Xingamentos, assédios e roubos mostram um outro retrato do Brasil além das estatísticas

Por Analice Gigliotti
6 set 2022, 10h22

Objeto de polêmica em 2020 e 2021 – quando precisou ser adiado pela pandemia e por falta de verba – finalmente teve início o Censo Populacional do IBGE. Mais de 600 mil pessoas aplicaram para as 200 mil vagas do concurso que selecionou as equipes que iriam trabalhar no projeto. Portanto, cerca de 400 mil pessoas ficaram na fila de espera.

Há poucas semanas, os recenseadores começaram a visitar os lares brasileiros para a coleta de dados como grau de escolaridade e renda familiar. E aí veio a surpresa que ninguém esperava: é crescente o número de servidores do Censo que pedem desligamento do trabalho. Apesar da alta taxa de desocupados no Brasil, que ronda os 10%, muita gente preferiu abrir mão do emprego temporário.

As queixas não são de cansaço ou excesso de trabalho. Os recenseadores afirmam que não é raro serem recebidos com xingamentos, assédios, roubos, grosserias, insultos, ofensas racistas e ameaças armadas nos mais de cinco mil municípios do Brasil. Em Belo Horizonte, uma moradora compartilhou em grupo de WhatsApp do bairro a foto de um recenseador negro, afirmando que ele tinha “pinta de assaltante”. Já em São Paulo, recenseadores relatam terem sido expulsos, aos gritos, com porta na cara, vassouradas e até baldes de água atirados contra eles.
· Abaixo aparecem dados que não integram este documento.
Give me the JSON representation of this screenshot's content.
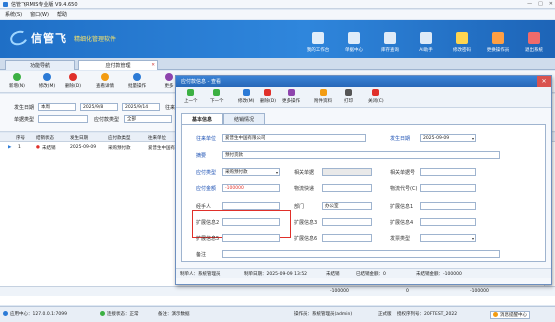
{
  "window": {
    "title": "信管飞RMIS专业版 V9.4.650"
  },
  "menu": [
    "系统(S)",
    "窗口(W)",
    "帮助"
  ],
  "brand": {
    "name": "信管飞",
    "slogan": "精细化管理软件"
  },
  "topnav": [
    "我的工作台",
    "单据中心",
    "库存查询",
    "AI助手",
    "修改密码",
    "更换操作员",
    "退出系统"
  ],
  "tabs": {
    "t1": "功能导航",
    "t2": "应付款管理"
  },
  "toolbar": [
    "新增(N)",
    "修改(M)",
    "删除(D)",
    "查看详情",
    "批量操作",
    "更多"
  ],
  "filters": {
    "date_label": "发生日期",
    "date_mode": "本周",
    "date_from": "2025/9/8",
    "date_to": "2025/9/14",
    "dir_label": "往来单",
    "dir_value": "",
    "type_label": "单据类型",
    "paytype_label": "应付款类型",
    "paytype_value": "全部"
  },
  "grid": {
    "headers": [
      "序号",
      "结销状态",
      "发生日期",
      "应付款类型",
      "往来单位",
      "应付款",
      "已结金额",
      "备注"
    ],
    "rows": [
      {
        "no": "1",
        "status": "未结销",
        "date": "2025-09-09",
        "type": "采购预付款",
        "party": "爱普生中国有限公司",
        "amount": "-100000",
        "settled": "0",
        "extra": "预付"
      }
    ],
    "totals": {
      "amount": "-100000",
      "settled": "0"
    }
  },
  "dialog": {
    "title": "应付款信息 - 查看",
    "toolbar": [
      "上一个",
      "下一个",
      "修改(M)",
      "删除(D)",
      "更多操作",
      "附件资料",
      "打印",
      "关闭(C)"
    ],
    "tabs": [
      "基本信息",
      "结销情况"
    ],
    "fields": {
      "party_label": "往来单位",
      "party": "爱普生中国有限公司",
      "date_label": "发生日期",
      "date": "2025-09-09",
      "summary_label": "摘要",
      "summary": "预付货款",
      "type_label": "应付类型",
      "type": "采购预付款",
      "amount_label": "应付金额",
      "amount": "-100000",
      "related_doc_label": "相关单据",
      "related_no_label": "相关单据号",
      "logistics_label": "物流快递",
      "logistics_no_label": "物流代号(C)",
      "handler_label": "经手人",
      "dept_label": "部门",
      "dept": "办公室",
      "ext1_label": "扩展信息1",
      "ext2_label": "扩展信息2",
      "ext3_label": "扩展信息3",
      "ext4_label": "扩展信息4",
      "ext5_label": "扩展信息5",
      "ext6_label": "扩展信息6",
      "ext7_label": "扩展信息7",
      "ext8_label": "扩展信息8",
      "invoice_label": "发票类型",
      "note_label": "备注"
    },
    "footer": {
      "maker": "制单人：系统管理员",
      "make_time": "制单日期：2025-09-09 13:52",
      "status": "未结销",
      "settled": "已结销金额：0",
      "unsettled": "未结销金额：-100000"
    }
  },
  "status": {
    "center": "应用中心：127.0.0.1:7099",
    "conn": "连接状态：正常",
    "remark": "备注：演示数据",
    "operator": "操作员：系统管理员(admin)",
    "edition": "正式版",
    "license": "授权序列号：20FTEST_2022",
    "msg": "消息提醒中心"
  },
  "colors": {
    "accent": "#2b7ad6",
    "danger": "#e0302a",
    "banner": "#2f86dc"
  }
}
Além disso, ladrões estariam usando coletes semelhantes aos dos recenseadores para roubarem domicílios – o que aumentou ainda mais a má receptividade aos agentes do Censo. Assaltantes chegaram até mesmo a levar o aparelho eletrônico onde os dados são coletados. “É como roubar um tijolo”, explicou um técnico do IBGE, já que a máquina não tem utilidade nenhuma para além da pesquisa: não é um tablet ou computador, não faz ligações e não acessa a internet.

A insegurança também marca as entrevistas a moradores onde o Estado se faz ausente, como áreas de conflito com a polícia ou tráfico de drogas. Em Maceió, uma recenseadora relata que chegou a ser recebida por um morador com uma pistola. Em um país que estimulou nos últimos anos a compra de armas por parte da população, não chega a ser estranho. Mas a hostilidade não se restringe às classes mais baixas. Segundo os recenseadores, os moradores de prédios de luxo se recusam a recebê-los por medo de dar informações (apesar do sigilo da amostragem).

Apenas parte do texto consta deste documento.